Here’s a classic Lemon Pie recipe that’s sweet, tangy, and super refreshing. It has a smooth lemon filling and a buttery, flaky crust, making it the perfect dessert for any occasion.
Best Lemon Pie Recipe
Ingredients:
For the crust:
- 1 1/2 cups graham cracker crumbs (about 10-12 graham crackers)
- 1/4 cup sugar
- 1/2 cup unsalted butter, melted
For the filling:
- 1 can (14 oz) sweetened condensed milk
- 1/2 cup fresh lemon juice (about 2-3 lemons)
- 1 tablespoon lemon zest (from the lemons you used for juice)
- 3 large egg yolks (reserve the egg whites for meringue, if desired)
- 1/4 teaspoon vanilla extract
For the meringue (optional):
- 3 large egg whites
- 1/4 teaspoon cream of tartar
- 1/4 cup sugar
Instructions:
- Make the crust:
- Preheat your oven to 350°F (175°C).
- In a medium bowl, combine the graham cracker crumbs, sugar, and melted butter. Mix until the crumbs are evenly coated and the mixture starts to come together.
- Press the crumb mixture into the bottom and sides of a 9-inch pie pan, creating an even layer.
- Bake the crust for 8-10 minutes, until golden brown and firm. Remove from the oven and set aside to cool.
- Prepare the filling:
- In a medium bowl, whisk together the sweetened condensed milk, lemon juice, lemon zest, egg yolks, and vanilla extract until smooth.
- Pour the lemon filling into the cooled graham cracker crust.

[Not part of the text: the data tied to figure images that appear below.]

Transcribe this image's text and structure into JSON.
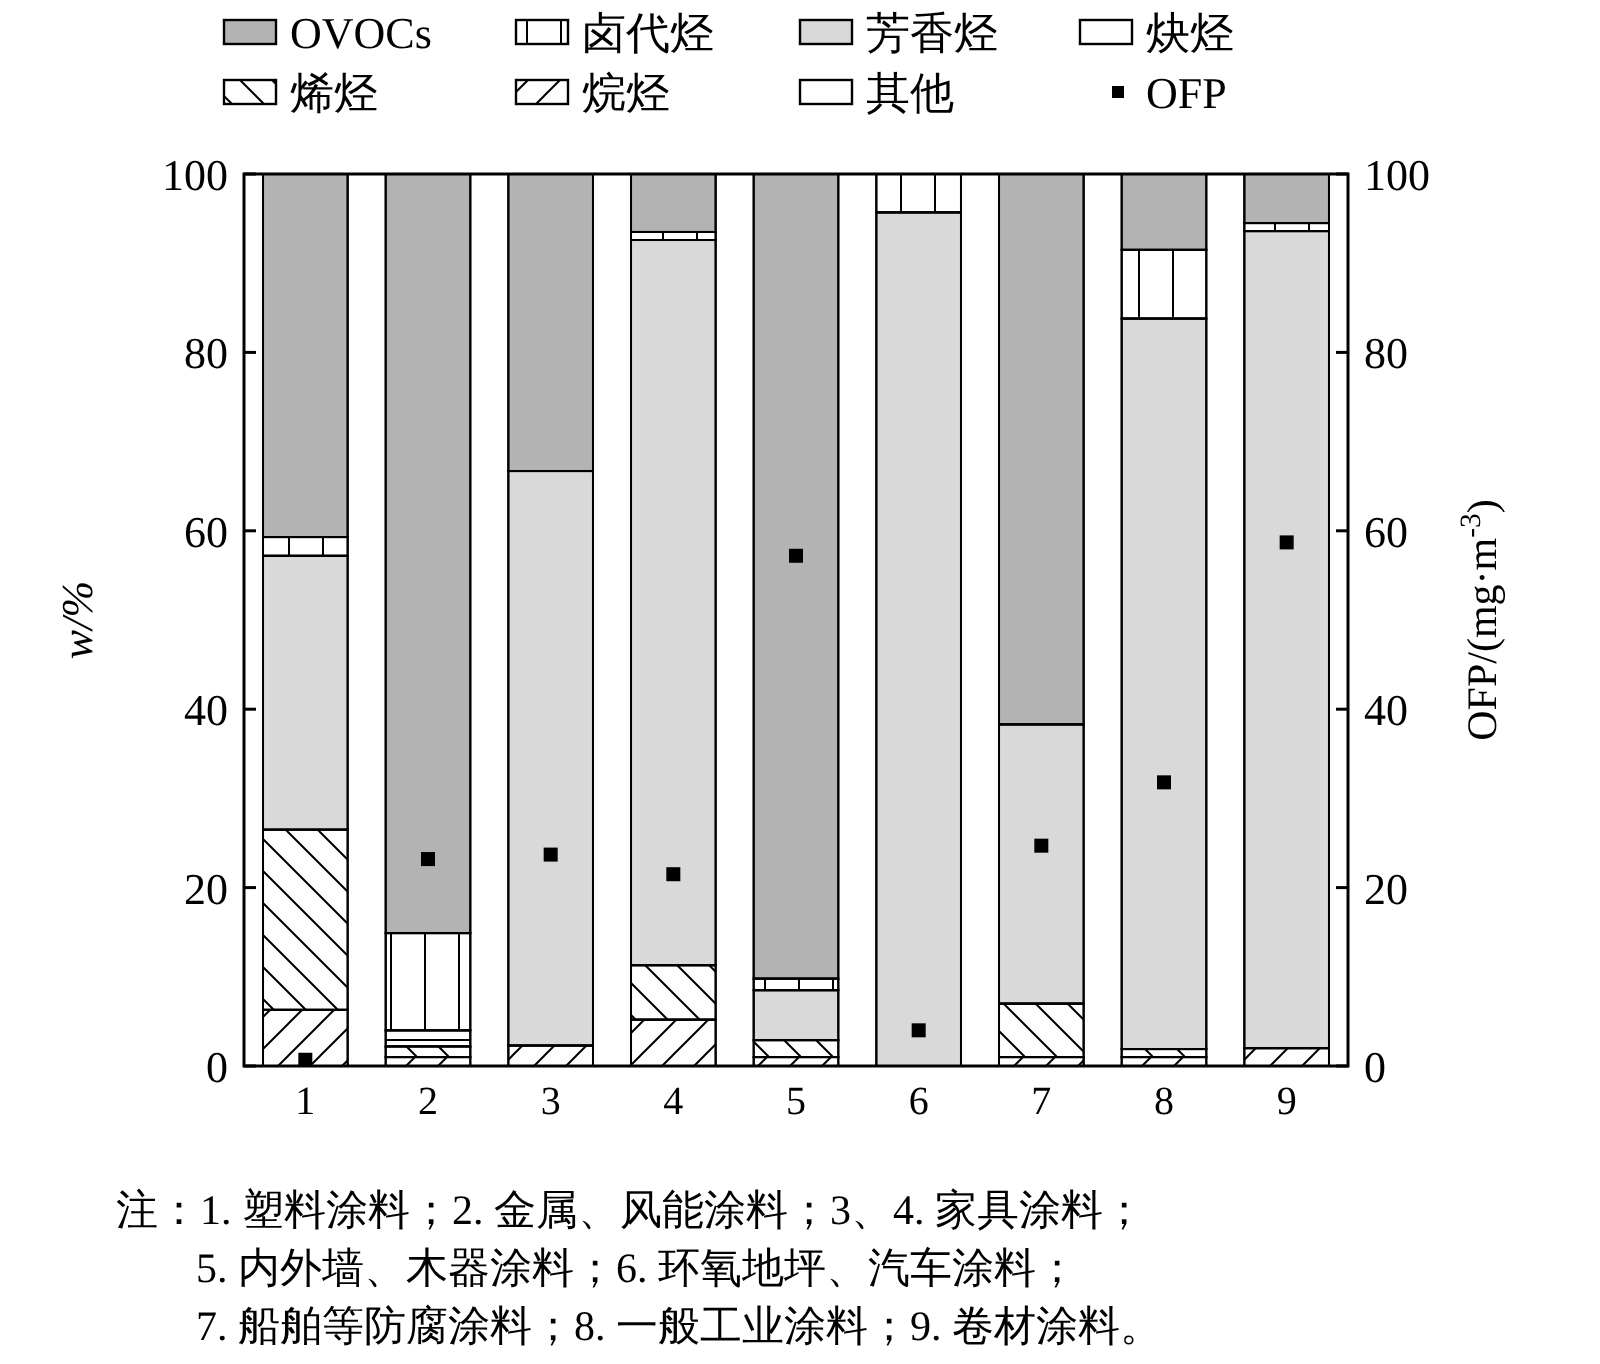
{
  "chart_data": {
    "type": "bar",
    "stacked": true,
    "categories": [
      "1",
      "2",
      "3",
      "4",
      "5",
      "6",
      "7",
      "8",
      "9"
    ],
    "series": [
      {
        "name": "其他",
        "color": "#ffffff",
        "values": [
          0,
          0,
          0,
          0,
          0,
          0,
          0,
          0,
          0
        ]
      },
      {
        "name": "烷烃",
        "color": "#ffffff",
        "values": [
          6.3,
          1.0,
          2.3,
          5.2,
          1.0,
          0,
          1.0,
          1.0,
          2.0
        ]
      },
      {
        "name": "烯烃",
        "color": "#ffffff",
        "values": [
          20.2,
          1.2,
          0,
          6.1,
          1.9,
          0,
          6.0,
          0.9,
          0
        ]
      },
      {
        "name": "炔烃",
        "color": "#ffffff",
        "values": [
          0,
          1.8,
          0,
          0,
          0,
          0,
          0,
          0,
          0
        ]
      },
      {
        "name": "芳香烃",
        "color": "#d9d9d9",
        "values": [
          30.7,
          0,
          64.4,
          81.3,
          5.6,
          95.7,
          31.3,
          81.9,
          91.6
        ]
      },
      {
        "name": "卤代烃",
        "color": "#ffffff",
        "values": [
          2.1,
          10.9,
          0,
          0.9,
          1.3,
          4.3,
          0,
          7.7,
          0.9
        ]
      },
      {
        "name": "OVOCs",
        "color": "#b3b3b3",
        "values": [
          40.7,
          85.1,
          33.3,
          6.5,
          90.2,
          0,
          61.7,
          8.5,
          5.5
        ]
      },
      {
        "name": "OFP",
        "type": "scatter",
        "axis": "y2",
        "marker": "square",
        "color": "#000000",
        "values": [
          0.7,
          23.2,
          23.7,
          21.5,
          57.2,
          4.0,
          24.7,
          31.8,
          58.7
        ]
      }
    ],
    "ylabel": "w/%",
    "y2label": "OFP/(mg·m$^{-3}$)",
    "ylim": [
      0,
      100
    ],
    "yticks": [
      0,
      20,
      40,
      60,
      80,
      100
    ],
    "y2lim": [
      0,
      100
    ],
    "y2ticks": [
      0,
      20,
      40,
      60,
      80,
      100
    ],
    "legend": "top",
    "grid": false,
    "annotations": [
      "注：1. 塑料涂料；2. 金属、风能涂料；3、4. 家具涂料；",
      "5. 内外墙、木器涂料；6. 环氧地坪、汽车涂料；",
      "7. 船舶等防腐涂料；8. 一般工业涂料；9. 卷材涂料。"
    ]
  }
}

- Make the meringue (optional):
- In a clean mixing bowl, beat the egg whites and cream of tartar using an electric mixer until soft peaks form (this takes about 2-3 minutes).
- Gradually add the sugar while continuing to beat until stiff peaks form (another 2-3 minutes). The meringue should be glossy and hold its shape.
- Spread the meringue evenly over the lemon filling, making sure to seal the edges to the crust to prevent shrinking during baking.
- Bake the pie:
- If you made the meringue, return the pie to the oven and bake for 10-12 minutes, or until the meringue is golden brown.
- If you’re not using meringue, simply bake the pie for 15-20 minutes, just until the filling is set and firm.
- Cool and chill:
- Let the pie cool to room temperature before transferring it to the refrigerator.
- Chill for at least 3 hours or overnight to allow the filling to firm up and fully set.
- Serve:
- Once chilled, slice and serve your delicious lemon pie. You can garnish with extra lemon zest or whipped cream for a nice touch.
Tips:
- For a smoother filling: You can strain the lemon juice before adding it to the filling to remove pulp or seeds.
- No meringue: If you prefer, you can skip the meringue and just serve the pie with whipped cream on top for an easier version.
- Storage: The pie will keep in the refrigerator for about 3-4 days, but it’s best enjoyed fresh.
This Lemon Pie has the perfect balance of sweet and tangy flavors, with a creamy filling and a buttery crust. It’s a timeless classic that everyone will love! Enjoy!